Agency Execs Look To Raise Native Ad Spend
Original Article by Inside Radio
Native advertising, where a brand’s message is woven into content, is a hot topic with media buyers and their clients, even if enthusiasm appears to be trending downward slightly. That’s according to a new survey from Advertiser Perceptions, which will be released next week, says MediaPost.
The report found that “net optimism,” defined as the difference between the percentage of 312 ad execs polled who planned to increase vs. decrease their native ad spending in the next year, fell five points to a 51, compared to a similar survey from 2014. Agency execs are, however, more enthusiastic about native ads than their clients. While 49% of clients said they would boost native ad spending over the next year, 57% of agency execs said they planned to raise spending. To get a piece of those budgets, many radio stations use both their on-air and digital assets to offer native advertising. On-air, hosts weave live mentions and sponsorships into broadcasts. As radio stations and their on-air talent grow their Web and social media channels, that creates new avenues for native advertising, particularly product endorsements, location plugs, contests and promotions.
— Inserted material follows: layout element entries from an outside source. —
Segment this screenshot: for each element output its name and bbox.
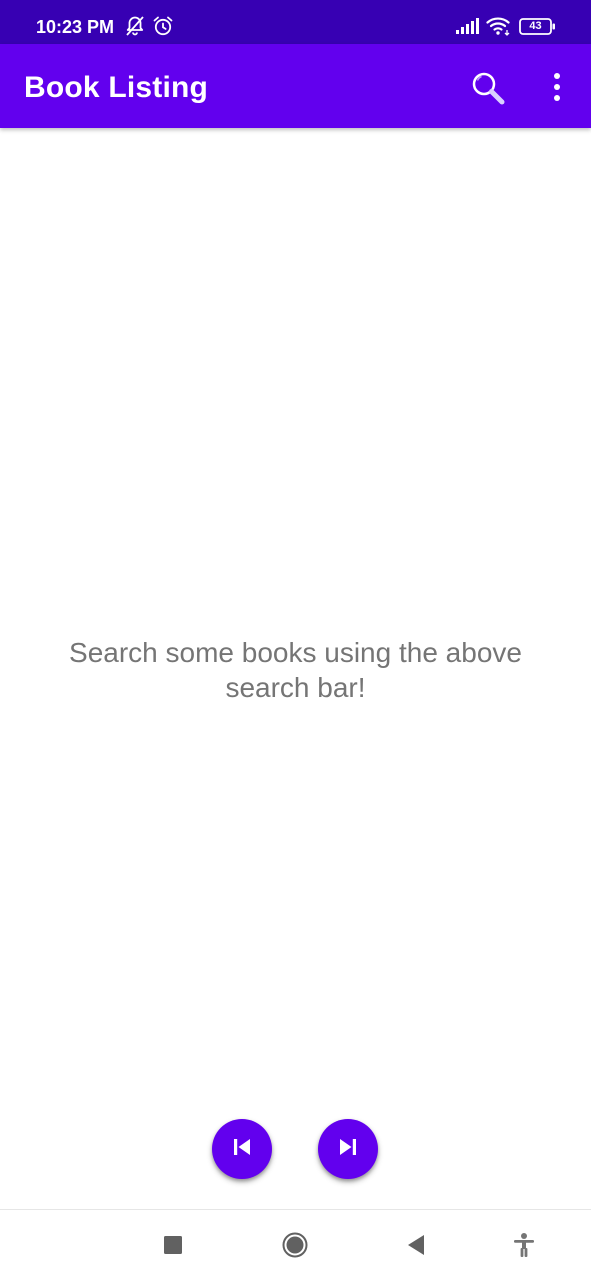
page-title: Book Listing <box>24 71 209 104</box>
system-nav-bar <box>0 1209 591 1280</box>
recents-icon[interactable] <box>164 1236 182 1259</box>
more-options-icon[interactable] <box>550 72 564 107</box>
previous-page-icon <box>231 1136 253 1163</box>
back-icon[interactable] <box>406 1234 426 1261</box>
status-bar: 10:23 PM 43 <box>0 0 591 44</box>
empty-state-message: Search some books using the above search… <box>69 637 522 703</box>
signal-icon <box>455 17 479 40</box>
status-time: 10:23 PM <box>36 17 115 37</box>
wifi-icon <box>486 16 512 41</box>
notifications-off-icon <box>125 15 145 42</box>
home-icon[interactable] <box>282 1232 308 1263</box>
previous-page-button[interactable] <box>212 1119 272 1179</box>
next-page-icon <box>337 1136 359 1163</box>
next-page-button[interactable] <box>318 1119 378 1179</box>
alarm-icon <box>152 15 174 42</box>
accessibility-icon[interactable] <box>513 1232 535 1263</box>
search-icon[interactable] <box>470 70 506 111</box>
app-bar: Book Listing <box>0 44 591 128</box>
battery-level: 43 <box>529 20 542 32</box>
battery-icon: 43 <box>519 18 555 35</box>
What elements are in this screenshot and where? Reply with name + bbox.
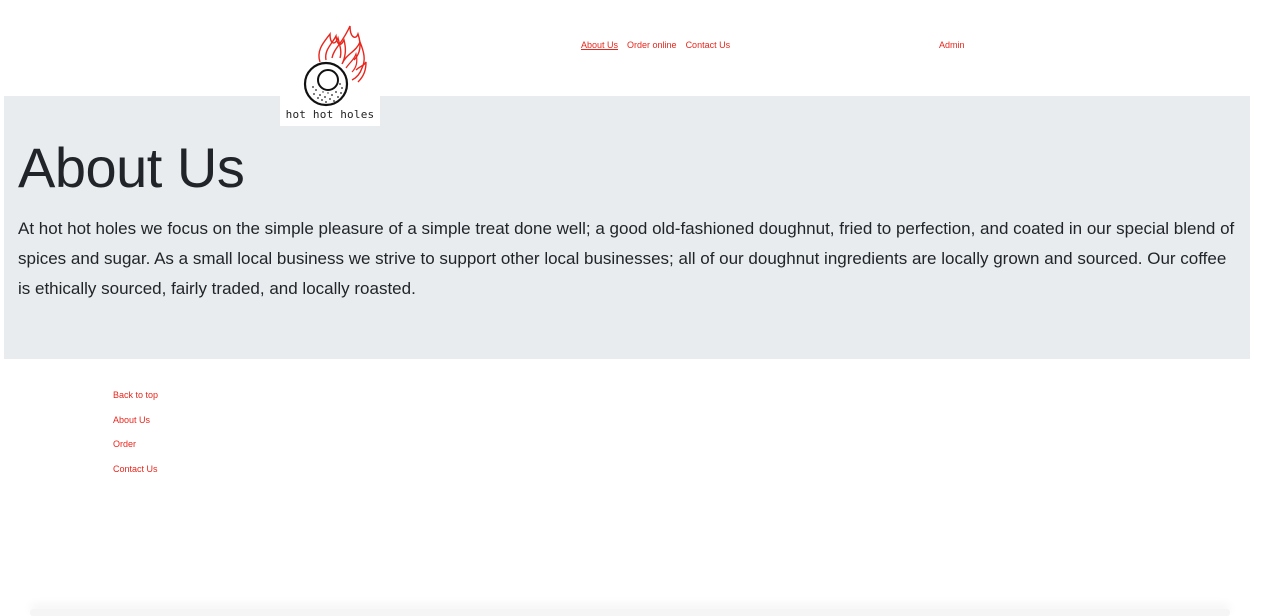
footer-item: About Us [113,415,158,440]
nav-order-online[interactable]: Order online [627,40,677,50]
main-nav: About Us Order online Contact Us [581,40,730,50]
page: hot hot holes About Us Order online Cont… [0,0,1266,616]
logo-link[interactable]: hot hot holes [280,22,380,126]
nav-admin[interactable]: Admin [939,40,965,50]
footer-about-us[interactable]: About Us [113,415,150,425]
site-header: hot hot holes About Us Order online Cont… [0,0,1266,126]
page-title: About Us [18,136,245,199]
footer-order[interactable]: Order [113,439,136,449]
logo-text: hot hot holes [285,108,375,121]
footer-links: Back to top About Us Order Contact Us [113,390,158,488]
footer-contact-us[interactable]: Contact Us [113,464,158,474]
nav-about-us[interactable]: About Us [581,40,618,50]
flaming-doughnut-icon [303,25,367,107]
footer-divider [30,609,1230,616]
footer-item: Order [113,439,158,464]
footer-back-to-top[interactable]: Back to top [113,390,158,400]
footer-item: Back to top [113,390,158,415]
nav-contact-us[interactable]: Contact Us [686,40,731,50]
footer-item: Contact Us [113,464,158,489]
about-description: At hot hot holes we focus on the simple … [18,219,1235,298]
about-hero: About Us At hot hot holes we focus on th… [4,96,1250,359]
In a recent blog post, Westwood One and Cumulus Media’s chief marketing officer Pierre Bouvard noted that native advertising is a way for marketers to buttress the rise of ad-blocking technology. “For radio—the original native advertising platform—brand messages can be integrated by on-air personalities into their shows in a way that’s charming and interesting,” Bouvard said. According to the survey, social media is the most likely channel for native advertising, with 70% of respondents saying they buy native ads on social media, and that is expected to climb to 73% next year. Native ads now account for almost one-quarter (22%) of total digital ad expenditures, up from 18% in 2014, the report says.